Scenario due: l’assemblea boccia l’aumento
Il superamento del quorum, benchè una buona notizia, non è di per sè garanzia del buon esito dell’operazione. Affinchè il rafforzamento decolli occorre che i due terzi del capitale presente in assemblea voti a favore. Da qua il ruolo decisivo di Malacalza: se la famiglia votasse no, o si astenesse (mossa che vale come voto contrario), per la banca si prospetterebbe nuovamente l’ipotesi del rischio liquidazione. In verità non è da escludere neppure a livello teorico che, a fronte di uno scenario simile, la Bce decida di riconvocare l’assemblea, ma questa volta sterilizzando i voti del primo azionista.
Scenario tre: sì al rafforzamento, Carige è salva
È lo scenario più positivo. L’assemblea si costituisce validamente, e vota favorevolmente per l’operazione. L’aumento a quel punto può partire, realisticamente all’inizio del 2020. Per la banca ligure si prospetta un cambio strutturale della mappa societaria. Complice l’iperdiluizione, la partecipazione dei Malacalza (e degli altri grandi e piccoli soci) è destinata a ridimensionarsi drasticamente. Ipotizzando, come caso estremo, la mancata adesione all’aumento, i Malacalza vedrebbero assottigliare la loro quota dall’attuale 27,6% al 2%. Stesso discorso per gli altri grandi e piccoli soci. Oggi tutto il mercato (escluso Malacalza) vale circa il 72,4% di Carige: post aumento e senza adesione, questa quota si attesterebbe al 6,4%. A far la parte del leone, invece, sarebbero il Fondo interbancario e lo Schema Volontario che si troverebbero in mano l’80,7% della banca. Di peso la quota del partner industriale Ccb, che con 63 milioni avrebbe l’8,1% di Carige, ma con la prospettiva poi di comprare nel giro di due anni la quota del Fitd-Sv.
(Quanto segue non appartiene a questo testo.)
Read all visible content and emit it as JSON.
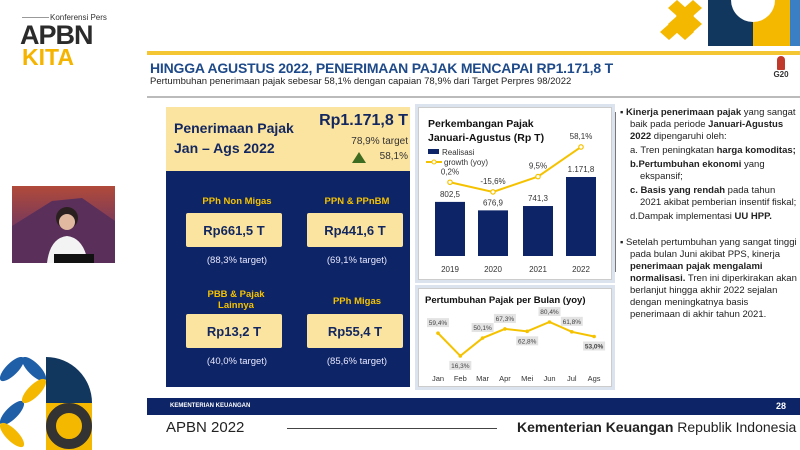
{
  "logo": {
    "small": "Konferensi Pers",
    "line1": "APBN",
    "line2": "KITA"
  },
  "header": {
    "title": "HINGGA AGUSTUS 2022, PENERIMAAN PAJAK MENCAPAI RP1.171,8 T",
    "subtitle": "Pertumbuhan penerimaan pajak sebesar 58,1% dengan capaian 78,9% dari Target Perpres 98/2022",
    "g20": "G20"
  },
  "summary": {
    "title_l1": "Penerimaan Pajak",
    "title_l2": "Jan – Ags 2022",
    "value": "Rp1.171,8 T",
    "target": "78,9% target",
    "growth": "58,1%",
    "growth_icon": "triangle-up",
    "items": [
      {
        "name": "PPh Non Migas",
        "value": "Rp661,5 T",
        "target": "(88,3% target)"
      },
      {
        "name": "PPN & PPnBM",
        "value": "Rp441,6 T",
        "target": "(69,1% target)"
      },
      {
        "name": "PBB & Pajak Lainnya",
        "value": "Rp13,2 T",
        "target": "(40,0% target)"
      },
      {
        "name": "PPh Migas",
        "value": "Rp55,4 T",
        "target": "(85,6% target)"
      }
    ]
  },
  "chart_data": [
    {
      "type": "bar",
      "title": "Perkembangan Pajak Januari-Agustus (Rp T)",
      "categories": [
        "2019",
        "2020",
        "2021",
        "2022"
      ],
      "series": [
        {
          "name": "Realisasi",
          "type": "bar",
          "values": [
            802.5,
            676.9,
            741.3,
            1171.8
          ],
          "labels": [
            "802,5",
            "676,9",
            "741,3",
            "1.171,8"
          ],
          "color": "#0d2466"
        },
        {
          "name": "growth (yoy)",
          "type": "line",
          "values": [
            0.2,
            -15.6,
            9.5,
            58.1
          ],
          "labels": [
            "0,2%",
            "-15,6%",
            "9,5%",
            "58,1%"
          ],
          "color": "#f5c200"
        }
      ],
      "legend": "top-left",
      "grid": false
    },
    {
      "type": "line",
      "title": "Pertumbuhan Pajak per Bulan (yoy)",
      "categories": [
        "Jan",
        "Feb",
        "Mar",
        "Apr",
        "Mei",
        "Jun",
        "Jul",
        "Ags"
      ],
      "series": [
        {
          "values": [
            59.4,
            16.3,
            50.1,
            67.3,
            62.8,
            80.4,
            61.8,
            53.0
          ],
          "labels": [
            "59,4%",
            "16,3%",
            "50,1%",
            "67,3%",
            "62,8%",
            "80,4%",
            "61,8%",
            "53,0%"
          ],
          "color": "#f5c200"
        }
      ],
      "grid": false
    }
  ],
  "right": {
    "p1": [
      {
        "b": "Kinerja penerimaan pajak"
      },
      {
        "t": " yang sangat baik pada periode "
      },
      {
        "b": "Januari-Agustus 2022"
      },
      {
        "t": " dipengaruhi oleh:"
      }
    ],
    "list": [
      [
        {
          "t": "a. Tren peningkatan "
        },
        {
          "b": "harga komoditas;"
        }
      ],
      [
        {
          "b": "b.Pertumbuhan ekonomi"
        },
        {
          "t": " yang ekspansif;"
        }
      ],
      [
        {
          "b": "c. Basis yang rendah"
        },
        {
          "t": " pada tahun 2021 akibat pemberian insentif fiskal;"
        }
      ],
      [
        {
          "t": "d.Dampak implementasi "
        },
        {
          "b": "UU HPP."
        }
      ]
    ],
    "p2": [
      {
        "t": "Setelah pertumbuhan yang sangat tinggi pada bulan Juni akibat PPS, kinerja "
      },
      {
        "b": "penerimaan pajak mengalami normalisasi."
      },
      {
        "t": " Tren ini diperkirakan akan berlanjut hingga akhir 2022 sejalan dengan meningkatnya basis penerimaan di akhir tahun 2021."
      }
    ]
  },
  "footer": {
    "org": "KEMENTERIAN KEUANGAN",
    "page": "28"
  },
  "bottom": {
    "left": "APBN 2022",
    "right_bold": "Kementerian Keuangan",
    "right": " Republik Indonesia"
  },
  "colors": {
    "navy": "#0d2466",
    "yellow": "#f5c200",
    "cream": "#fbe3a0"
  }
}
Qualora decidessero di sborsare nuovo capitale - aderendo integralmente per la quota di competenza - i Malacalza si ridurrebbero al 5,7% (con un esborso di 23 milioni), mentre il resto del mercato scenderebbe al 16,4%, con il Fitd al 69,8%. Da qualunque parte la si guardi, il pallino di Carige è destinato a finire in mano al Fondo interbancario, ovvero la totalità del sistema bancario, e in prospettiva ai trentini di Cassa Centrale.